The tie-up values Houston-based oil and gas producer Noble at about $5bn, excluding an $8bn debt mountain.
The deal is expected to broaden Chevron’s reach into a valuable drilling region spanning West Texas and New Mexico, known as the Permian Basin.
Chevron said it would seek to slash costs by $300m a year following the allstock acquisition.
Tom Ellacott, of energy consultant Wood Mackenzie, said: “This is the first large-scale corporate acquisition of this downturn.”
The deal comes a year after Chevron’s failed attempt to acquire rival Anadarko for $50bn. It lost out to Occidental Petroleum, which has suffered this year under the weight of the debt it took on from that takeover. Mr Ellacott said: “Although of a smaller scale, the acquisition of Noble will go further in reducing the concentration of Chevron’s upstream portfolio around core anchor positions in the Permian, Australian LNG, Kazakhstan and the US Gulf of Mexico.”

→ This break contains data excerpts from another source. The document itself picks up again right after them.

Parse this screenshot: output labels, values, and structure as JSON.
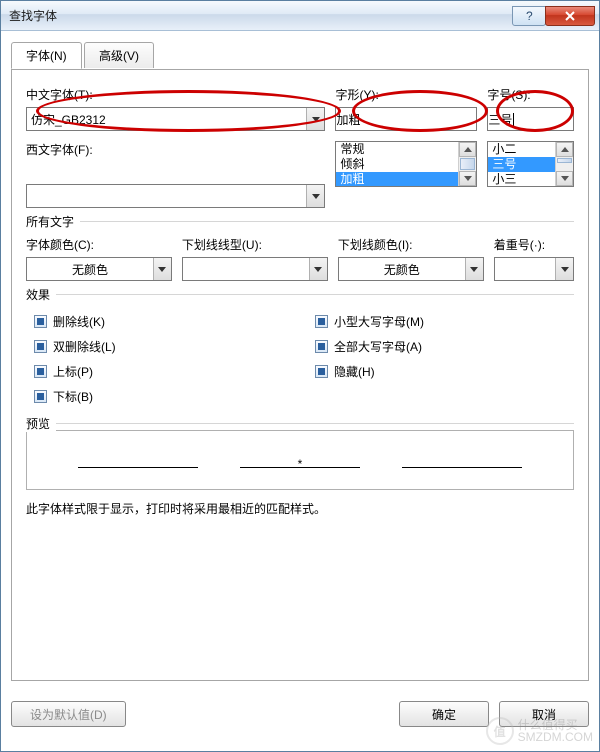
{
  "window": {
    "title": "查找字体"
  },
  "tabs": {
    "font": "字体(N)",
    "advanced": "高级(V)"
  },
  "labels": {
    "chinese_font": "中文字体(T):",
    "style": "字形(Y):",
    "size": "字号(S):",
    "western_font": "西文字体(F):",
    "all_text": "所有文字",
    "font_color": "字体颜色(C):",
    "underline_style": "下划线线型(U):",
    "underline_color": "下划线颜色(I):",
    "emphasis": "着重号(·):",
    "effects": "效果",
    "preview": "预览",
    "note": "此字体样式限于显示，打印时将采用最相近的匹配样式。"
  },
  "values": {
    "chinese_font": "仿宋_GB2312",
    "style_input": "加粗",
    "size_input": "三号",
    "western_font": "",
    "font_color": "无颜色",
    "underline_style": "",
    "underline_color": "无颜色",
    "emphasis": ""
  },
  "style_list": [
    "常规",
    "倾斜",
    "加粗"
  ],
  "size_list": [
    "小二",
    "三号",
    "小三"
  ],
  "effects_checks": {
    "strikethrough": "删除线(K)",
    "dbl_strikethrough": "双删除线(L)",
    "superscript": "上标(P)",
    "subscript": "下标(B)",
    "small_caps": "小型大写字母(M)",
    "all_caps": "全部大写字母(A)",
    "hidden": "隐藏(H)"
  },
  "preview_star": "*",
  "buttons": {
    "set_default": "设为默认值(D)",
    "ok": "确定",
    "cancel": "取消"
  },
  "watermark": {
    "brand": "值",
    "tag": "SMZDM.COM",
    "slogan": "什么值得买"
  }
}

Chevron shares fell in New York following the announcement. Analysts had predicted that Chevron was likely to use its financial firepower to snap up smaller companies during the crisis.

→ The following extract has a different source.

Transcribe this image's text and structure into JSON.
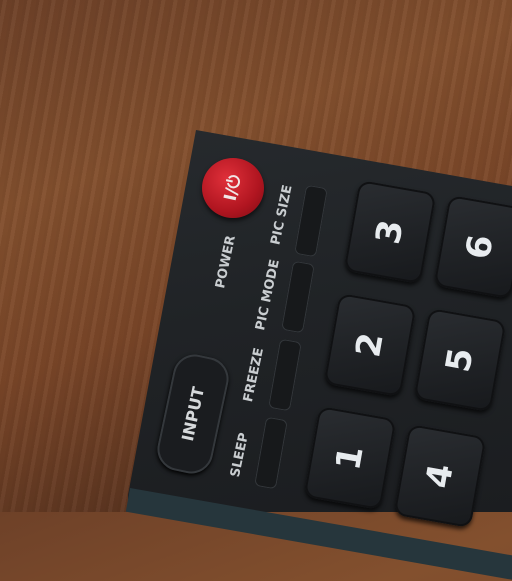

Anish Kapadia, head of Londonbased independent oil and mining advisory group Palissy Advisors, said Chevron was making the most of its strong performance relative to smaller US oil companies. Some 20 North American oil producers have filed for bankruptcy this year according to the law firm Haynes & Boone. Firms focused on shale gas extraction are not viable when oil prices are below $50, and the international benchmark Brent crude is currently worth around $43 a barrel.
Dozens more US producers are expected to collapse if prices do not rebound. The industry’s fragility was highlighted yesterday when former stock market darling Halliburton posted crippling losses.

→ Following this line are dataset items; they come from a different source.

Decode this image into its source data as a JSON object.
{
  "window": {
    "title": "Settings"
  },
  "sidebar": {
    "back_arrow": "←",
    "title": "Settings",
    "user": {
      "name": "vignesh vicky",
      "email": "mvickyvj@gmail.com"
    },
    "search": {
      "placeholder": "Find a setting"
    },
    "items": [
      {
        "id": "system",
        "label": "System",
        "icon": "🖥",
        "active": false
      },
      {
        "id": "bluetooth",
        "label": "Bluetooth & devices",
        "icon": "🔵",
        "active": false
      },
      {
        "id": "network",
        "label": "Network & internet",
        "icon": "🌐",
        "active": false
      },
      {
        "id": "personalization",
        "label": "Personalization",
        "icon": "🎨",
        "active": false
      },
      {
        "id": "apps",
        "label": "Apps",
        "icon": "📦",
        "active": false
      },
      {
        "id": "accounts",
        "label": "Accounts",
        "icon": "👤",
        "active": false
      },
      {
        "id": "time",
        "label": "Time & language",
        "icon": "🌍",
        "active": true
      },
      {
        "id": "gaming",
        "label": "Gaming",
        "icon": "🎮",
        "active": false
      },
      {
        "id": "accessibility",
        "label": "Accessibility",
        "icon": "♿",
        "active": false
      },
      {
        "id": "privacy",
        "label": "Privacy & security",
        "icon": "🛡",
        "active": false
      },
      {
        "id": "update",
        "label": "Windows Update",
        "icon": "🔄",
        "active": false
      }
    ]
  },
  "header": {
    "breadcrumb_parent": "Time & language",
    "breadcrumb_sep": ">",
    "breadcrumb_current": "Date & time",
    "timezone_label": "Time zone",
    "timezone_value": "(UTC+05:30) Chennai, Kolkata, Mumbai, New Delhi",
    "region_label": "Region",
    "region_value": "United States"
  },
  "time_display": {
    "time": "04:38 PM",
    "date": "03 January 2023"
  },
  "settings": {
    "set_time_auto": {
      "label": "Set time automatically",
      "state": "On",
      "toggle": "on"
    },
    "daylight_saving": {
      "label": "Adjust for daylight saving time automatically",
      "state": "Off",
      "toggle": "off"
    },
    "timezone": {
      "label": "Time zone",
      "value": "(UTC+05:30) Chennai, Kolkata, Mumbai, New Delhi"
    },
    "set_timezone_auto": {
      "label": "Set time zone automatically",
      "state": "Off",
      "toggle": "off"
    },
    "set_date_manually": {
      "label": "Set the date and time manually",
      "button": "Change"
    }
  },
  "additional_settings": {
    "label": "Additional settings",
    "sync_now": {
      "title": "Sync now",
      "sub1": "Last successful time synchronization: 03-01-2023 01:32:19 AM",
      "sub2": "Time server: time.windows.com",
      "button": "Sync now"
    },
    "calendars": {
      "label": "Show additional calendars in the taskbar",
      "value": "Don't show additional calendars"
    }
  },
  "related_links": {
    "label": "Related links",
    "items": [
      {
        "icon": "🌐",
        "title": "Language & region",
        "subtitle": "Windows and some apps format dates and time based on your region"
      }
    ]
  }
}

The oil services company lost $1.7bn in the second quarter, compared with a $75m profit for the same quarter last year. As demand was wiped out by lockdown restrictions and travel bans in the first half of this year, Halliburton wrote down the value of its assets by $2.1bn this quarter.
It had already taken writedowns of $1.1bn in the first quarter as the price war between Saudi Arabia and Russia sent oil crashing to historic lows.